As someone who works in a CPA office that primarily does tax returns, and will most likely be a CPA by the end of the year, I find this suggestion truly risible. The IRS gets all the information about your income and withholding, sure, but they don’t have a clue what your deductions are. If you’re claiming the standard deduction, then your itemized deductions don’t matter, but what about exemptions? How does the IRS know if your nephew has been living with you since his parents died? Even if he’s living at the same address as you, perhaps his grandparents are providing the money and are the ones that should get the exemption. The IRS simply has no way to know about each person’s individual situation. They cannot be Big Brother.
One might say that’s a reason in favor of getting rid of most of the tax code so that what remains the IRS can figure out easily, but consider that most of the tax code isn’t there for shits and giggles - most of it is there to deal with inequities that a simpler tax code would cause to arise. Sure, some of the tax credits (Child Tax Credit, Earned Income Credit) are about addressing issues beyond simple income taxation, but by far the largest part of the tax code deals with making sure everyone is dealt with fairly.
A simple example of this that came up today (on a small scale). A couple paid property taxes and state income taxes in 2015, and deducted them on Schedule A, with total itemized deductions being around $2000 more than the standard deduction. In 2016, they received from the state a partial rebate of the property tax because of their low income that year, as well as an income tax refund. Additionally, they sold their house and some of the property taxes that they paid in 2015 were allocable to time periods in 2016, and so the buyer reimbursed them for them. All combined, they recovered around $2,500 in expenses that they had previously deducted. Thus, they had to declare these recoveries as income this year - but only in the amount that actually would have caused their taxes to go up, so only $2,000, since that was the amount of benefit that they got from itemizing their deductions.
There’s actually another step that complicates it even more, but that’s something that might be justifiably eliminated from the tax code. The above is, at least in the system we’re using, clearly what is necessary in order to be fair to both the taxpayer and the government. One way around this would be to eliminate the standard deduction entirely, and force everyone to itemize, which would mean that all recovered deductions would be income when recovered.
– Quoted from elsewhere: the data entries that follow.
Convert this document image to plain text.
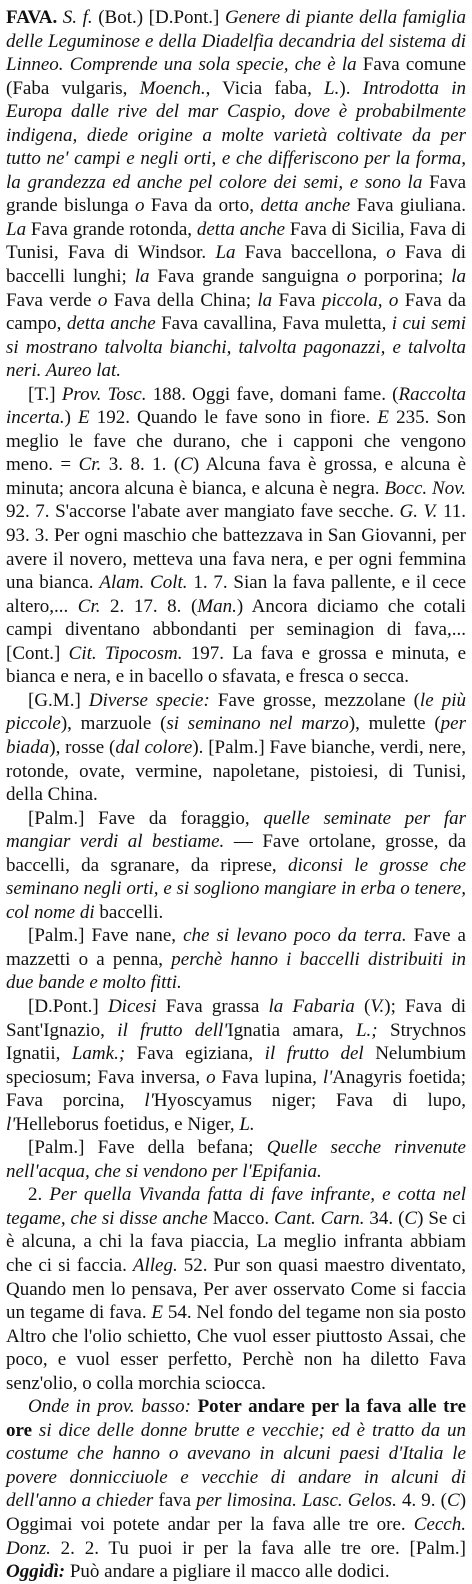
FAVA. S. f. (Bot.) [D.Pont.] Genere di piante della famiglia delle Leguminose e della Diadelfia decandria del sistema di Linneo. Comprende una sola specie, che è la Fava comune (Faba vulgaris, Moench., Vicia faba, L.). Introdotta in Europa dalle rive del mar Caspio, dove è probabilmente indigena, diede origine a molte varietà coltivate da per tutto ne' campi e negli orti, e che differiscono per la forma, la grandezza ed anche pel colore dei semi, e sono la Fava grande bislunga o Fava da orto, detta anche Fava giuliana. La Fava grande rotonda, detta anche Fava di Sicilia, Fava di Tunisi, Fava di Windsor. La Fava baccellona, o Fava di baccelli lunghi; la Fava grande sanguigna o porporina; la Fava verde o Fava della China; la Fava piccola, o Fava da campo, detta anche Fava cavallina, Fava muletta, i cui semi si mostrano talvolta bianchi, talvolta pagonazzi, e talvolta neri. Aureo lat.

[T.] Prov. Tosc. 188. Oggi fave, domani fame. (Raccolta incerta.) E 192. Quando le fave sono in fiore. E 235. Son meglio le fave che durano, che i capponi che vengono meno. = Cr. 3. 8. 1. (C) Alcuna fava è grossa, e alcuna è minuta; ancora alcuna è bianca, e alcuna è negra. Bocc. Nov. 92. 7. S'accorse l'abate aver mangiato fave secche. G. V. 11. 93. 3. Per ogni maschio che battezzava in San Giovanni, per avere il novero, metteva una fava nera, e per ogni femmina una bianca. Alam. Colt. 1. 7. Sian la fava pallente, e il cece altero,... Cr. 2. 17. 8. (Man.) Ancora diciamo che cotali campi diventano abbondanti per seminagion di fava,... [Cont.] Cit. Tipocosm. 197. La fava e grossa e minuta, e bianca e nera, e in bacello o sfavata, e fresca o secca.

[G.M.] Diverse specie: Fave grosse, mezzolane (le più piccole), marzuole (si seminano nel marzo), mulette (per biada), rosse (dal colore). [Palm.] Fave bianche, verdi, nere, rotonde, ovate, vermine, napoletane, pistoiesi, di Tunisi, della China.

[Palm.] Fave da foraggio, quelle seminate per far mangiar verdi al bestiame. — Fave ortolane, grosse, da baccelli, da sgranare, da riprese, diconsi le grosse che seminano negli orti, e si sogliono mangiare in erba o tenere, col nome di baccelli.

[Palm.] Fave nane, che si levano poco da terra. Fave a mazzetti o a penna, perchè hanno i baccelli distribuiti in due bande e molto fitti.

[D.Pont.] Dicesi Fava grassa la Fabaria (V.); Fava di Sant'Ignazio, il frutto dell'Ignatia amara, L.; Strychnos Ignatii, Lamk.; Fava egiziana, il frutto del Nelumbium speciosum; Fava inversa, o Fava lupina, l'Anagyris foetida; Fava porcina, l'Hyoscyamus niger; Fava di lupo, l'Helleborus foetidus, e Niger, L.

[Palm.] Fave della befana; Quelle secche rinvenute nell'acqua, che si vendono per l'Epifania.

2. Per quella Vivanda fatta di fave infrante, e cotta nel tegame, che si disse anche Macco. Cant. Carn. 34. (C) Se ci è alcuna, a chi la fava piaccia, La meglio infranta abbiam che ci si faccia. Alleg. 52. Pur son quasi maestro diventato, Quando men lo pensava, Per aver osservato Come si faccia un tegame di fava. E 54. Nel fondo del tegame non sia posto Altro che l'olio schietto, Che vuol esser piuttosto Assai, che poco, e vuol esser perfetto, Perchè non ha diletto Fava senz'olio, o colla morchia sciocca.

Onde in prov. basso: Poter andare per la fava alle tre ore si dice delle donne brutte e vecchie; ed è tratto da un costume che hanno o avevano in alcuni paesi d'Italia le povere donnicciuole e vecchie di andare in alcuni di dell'anno a chieder fava per limosina. Lasc. Gelos. 4. 9. (C) Oggimai voi potete andar per la fava alle tre ore. Cecch. Donz. 2. 2. Tu puoi ir per la fava alle tre ore. [Palm.] Oggidì: Può andare a pigliare il macco alle dodici.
But that would just make things more complicated for the vast majority of people who take the standard deduction right now.
All said, the IRS encourages voluntary compliance backed with semi-random audits. Taxpayers get whatever deductions, exclusions, and exemptions they determine they are eligible for, and the IRS verifies what it can automatically, and relies on the audit process to keep people mostly honest for the rest of it.
If you are among the mass of people who only have a W-2 and do not have enough expenses to itemize deductions, then the IRS could do your taxes for you. I definitely would be all for a system where you could simply tell the IRS to take your W-2 and your dependents and send you your refund (or a bill), but the IRS doesn’t get the budget to be able to support that kind of operation. The IRS is so short-budgeted that it’s estimated that for every dollar they paid in salary for auditors, they could recover at least two dollars in underpaid taxes. Obviously there are diminishing returns, but they are well short of the equilibrium point.
There are, however, Volunteer Income Tax Assistance (VITA) programs) throughout the nation that help lower-income people with their taxes. I worked a couple hundred hours for one such organization running a VITA program while going to school, and it was good experience to have on my resume even if as a CPA I will probably never deal with people with incomes of that level in my practice. It took one day of training to learn to do, perhaps another half-day for those without any knowledge of accounting at all. The IRS gives them software to use, and lets the community they are in provide the funding in order for them to provide a place of operations and the hardware (printer, computer) and paper. This is a more “American” solution of letting the free market of people’s charity dollars do the deciding of what things to support that some people feel the government should be doing themselves.